The clinical presentation varies, with the typical presentation being a prodrome of malaise, fever (90%), headache (81%) and nausea, followed by acute or subacute onset of encephalopathy which manifests as lethargy, confusion, and delirium. Other clinical presentations include psychiatric symptoms (71%), seizures (67%), vomiting (46%), focal neurological deficit (33%) and memory loss (24%) [2,4].
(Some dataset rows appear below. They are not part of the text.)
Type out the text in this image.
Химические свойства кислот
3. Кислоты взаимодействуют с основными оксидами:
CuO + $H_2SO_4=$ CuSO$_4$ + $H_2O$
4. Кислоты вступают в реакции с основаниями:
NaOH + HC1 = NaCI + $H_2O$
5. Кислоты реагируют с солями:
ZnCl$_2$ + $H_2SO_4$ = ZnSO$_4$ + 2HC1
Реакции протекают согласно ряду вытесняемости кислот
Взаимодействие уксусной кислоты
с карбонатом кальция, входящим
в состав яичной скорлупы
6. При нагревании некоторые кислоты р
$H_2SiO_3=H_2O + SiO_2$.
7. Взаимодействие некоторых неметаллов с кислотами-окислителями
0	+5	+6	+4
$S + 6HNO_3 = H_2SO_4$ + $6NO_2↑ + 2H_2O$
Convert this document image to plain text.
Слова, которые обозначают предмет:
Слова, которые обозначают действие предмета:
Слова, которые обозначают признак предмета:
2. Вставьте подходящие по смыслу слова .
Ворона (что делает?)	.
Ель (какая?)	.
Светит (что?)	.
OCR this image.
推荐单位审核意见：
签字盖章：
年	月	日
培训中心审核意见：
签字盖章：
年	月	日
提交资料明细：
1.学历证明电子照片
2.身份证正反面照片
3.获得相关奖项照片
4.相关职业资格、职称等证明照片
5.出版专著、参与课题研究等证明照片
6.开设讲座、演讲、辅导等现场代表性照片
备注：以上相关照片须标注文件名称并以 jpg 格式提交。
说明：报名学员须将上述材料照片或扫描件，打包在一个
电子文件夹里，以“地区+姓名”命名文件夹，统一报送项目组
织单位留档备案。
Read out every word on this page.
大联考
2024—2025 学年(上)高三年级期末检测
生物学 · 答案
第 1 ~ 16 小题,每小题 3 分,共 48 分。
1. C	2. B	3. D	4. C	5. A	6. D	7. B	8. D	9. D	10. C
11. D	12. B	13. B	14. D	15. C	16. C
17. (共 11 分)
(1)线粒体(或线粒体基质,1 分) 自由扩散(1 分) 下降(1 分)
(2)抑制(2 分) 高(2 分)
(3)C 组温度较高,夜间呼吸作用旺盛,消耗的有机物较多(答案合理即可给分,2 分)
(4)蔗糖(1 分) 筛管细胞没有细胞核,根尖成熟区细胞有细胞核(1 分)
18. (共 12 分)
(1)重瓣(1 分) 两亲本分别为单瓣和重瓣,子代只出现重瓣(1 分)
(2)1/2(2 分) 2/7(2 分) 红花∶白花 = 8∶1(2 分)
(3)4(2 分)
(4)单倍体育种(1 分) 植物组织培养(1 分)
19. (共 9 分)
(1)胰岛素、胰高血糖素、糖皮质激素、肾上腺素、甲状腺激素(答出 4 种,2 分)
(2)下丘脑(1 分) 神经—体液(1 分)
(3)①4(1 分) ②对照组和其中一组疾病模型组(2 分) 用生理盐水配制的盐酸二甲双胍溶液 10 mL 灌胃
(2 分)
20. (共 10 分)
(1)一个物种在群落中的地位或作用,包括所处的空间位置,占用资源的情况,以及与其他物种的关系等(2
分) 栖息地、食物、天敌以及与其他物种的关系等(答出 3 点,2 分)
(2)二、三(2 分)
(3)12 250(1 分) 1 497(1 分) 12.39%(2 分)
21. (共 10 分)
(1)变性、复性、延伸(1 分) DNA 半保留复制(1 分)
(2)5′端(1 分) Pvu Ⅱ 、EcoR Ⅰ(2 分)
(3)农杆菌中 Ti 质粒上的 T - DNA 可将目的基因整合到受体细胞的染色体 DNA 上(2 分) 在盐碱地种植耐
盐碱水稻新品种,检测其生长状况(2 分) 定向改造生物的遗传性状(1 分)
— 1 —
This case of HSVE illustrated the scenario in a patient with clinical symptoms and typical findings on brain imaging but with a normal CSF examination. Assumptive early treatment with Acyclovir helped in complete neurological recovery of the patient in an otherwise highly fatal disease.

Conclusion

This is a rare case of HSVE with normal CSF findings, but typical MRI findings, which was confirmed by the CSF PCR and responded well to treatment with Acyclovir and steroids. A high degree of suspicion must be kept in mind of the clinician with patients presenting with impaired consciousness, seizure, or new onset temporal lobe symptoms and having a normal CSF. The potential diagnosis of HSVE must not be overlooked, especially in a tropical country like India, where there are multiple causes of infections affecting the brain, so that antiviral therapy with Acyclovir can be started without delay thus decreasing the associated mortality and morbidity. CSF for HSV PCR should be used as the method of choice to diagnose HSVE even in the presence of normal CSF examination.